Editor’s note: Arianespace’s Vega VV19 launch webcast will appear here at launch time, which is set for Monday, Aug. 16, at 9:47 p.m. EDT (0147 Aug. 17 GMT).
Arianespace will launch a new Earth observation satellite for Airbus Monday night (Aug. 16), along with four other tiny satellites and you can watch the liftoff live online.
An Arianespace Vega rocket, designated VV19, will launch the Pléiades Neo 4 satellites and a quartet of cubesats from the Guiana Space Center in Kourou, French Guiana in South America at 9:47 p.m. EDT (0147 Aug. 17 GMT). You can watch the launch live on this page on Space.com, courtesy of Arianespace, or directly via the company’s YouTube. The webcast should begin about 20 minutes before liftoff.
The rocket will carry Pléiades Neo 4 — the second of four very high-resolution satellites to launch as part of Airbus’ Pléiades Neo Earth-observing satellite constellation — and four CubeSats, called BRO-4, SUNSTORM, LEDSAT and RADCUBE. All of the satellites, comprising a total payload of approximately 2268 lbs. (1,029 kilograms), will be placed into a sun-synchronous orbit, according to a statement from Arianespace.
Related: Europe’s Vega rocket in photos
The mission will mark Arianespace’s seventh launch of 2021 and Vega’s second launch of 2021, or 19th mission overall, following the launch of Pléiades Neo 3 in April.
The primary payload, Pléiades Neo 4, is the second of four Earth observation satellites for a new satellite constellation built and operated by the German aerospace company Airbus Defence and Space. Pléiades Neo 5 and Pléiades Neo 6 are slated to launch in 2022 to complete the constellation.
The Pléiades Neo satellites will offer a higher resolution, greater geolocation accuracy, and twice-a-day revisits for “top-level Earth observation services now and going forward for the next ten years,” Arianespace officials said in the statement. “In addition, their reactive tasking ability allows urgent acquisitions 30 to 40 minutes following request — which is five times higher than previous satellite constellations — and respond to the most critical situations in near real-time, [which is] very useful for natural disaster[s].”

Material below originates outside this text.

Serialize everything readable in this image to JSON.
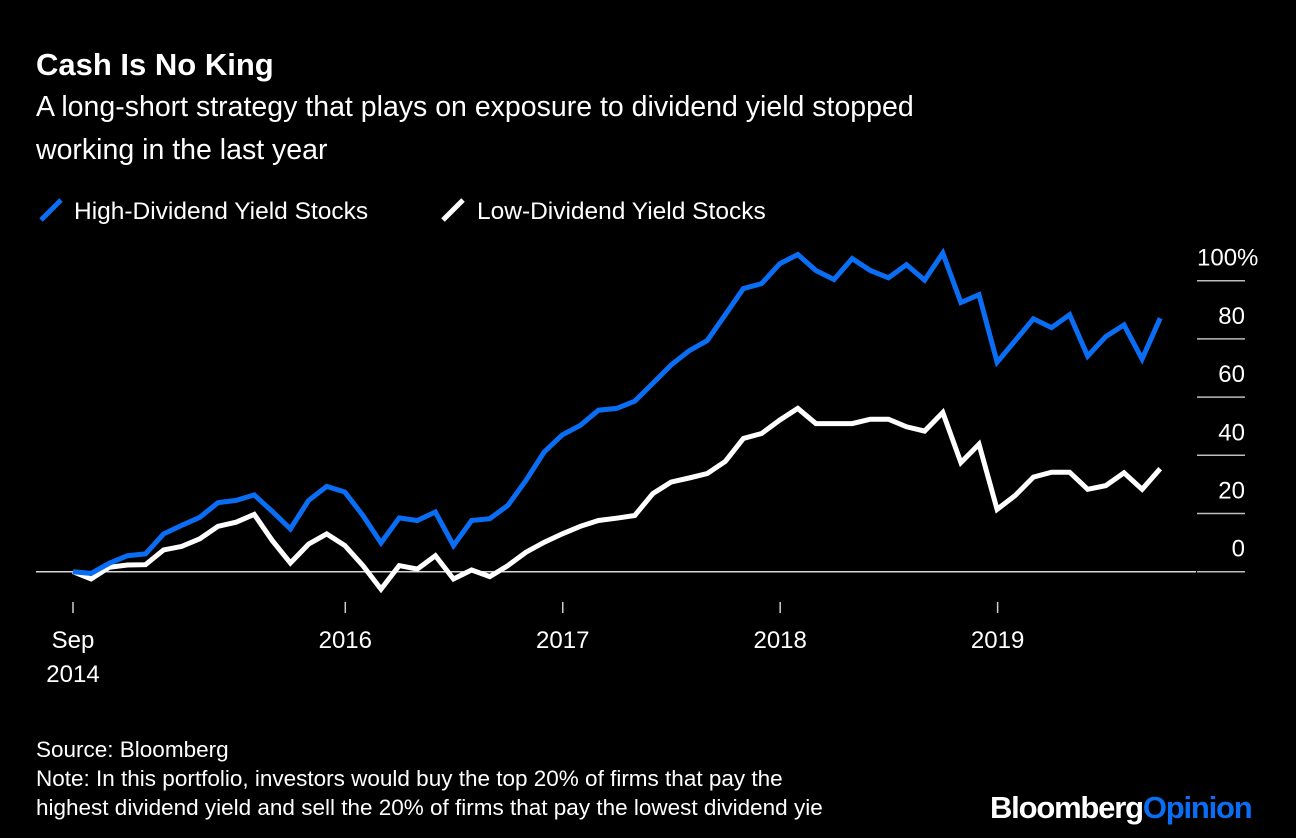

The Vega rocket will also deploy four scientific spacecraft, three of which belong to the European Space Agency (ESA) and one for Unseenlabs, a European satellite start-up. ESA’s three payloads include LEDSAT (or LED-based small SATellite), RADCUBE and SUNSTORM. LEDSAT will test the use of Light Emitting Diodes (LEDs) to identify and track the satellites while in-orbit, while RADCUBE will be used to demonstrate the use of small satellites for space weather monitoring, and SUNSTORM will use an innovative solar X-ray spectrometer to detect and characterize solar flares, or coronal mass ejections.
The final payload, BRO-4 (Breizh Reconnaissance Orbiter), is the fourth satellite of a maritime-surveillance constellation operated by Unseenlabs. This nano-satellite constellation is designed to identify electromagnetic signals from space, allowing Unseenlabs to geolocate and characterize ships at sea. The company expects to launch between 20 and 25 nano-satellites for its constellation by 2025, according to the statement.
Correction: This story was updated at 9 p.m. EDT to reflect the correct launch day for Arianespace’s Vega mission. It is Monday night, Aug. 16, not Sunday.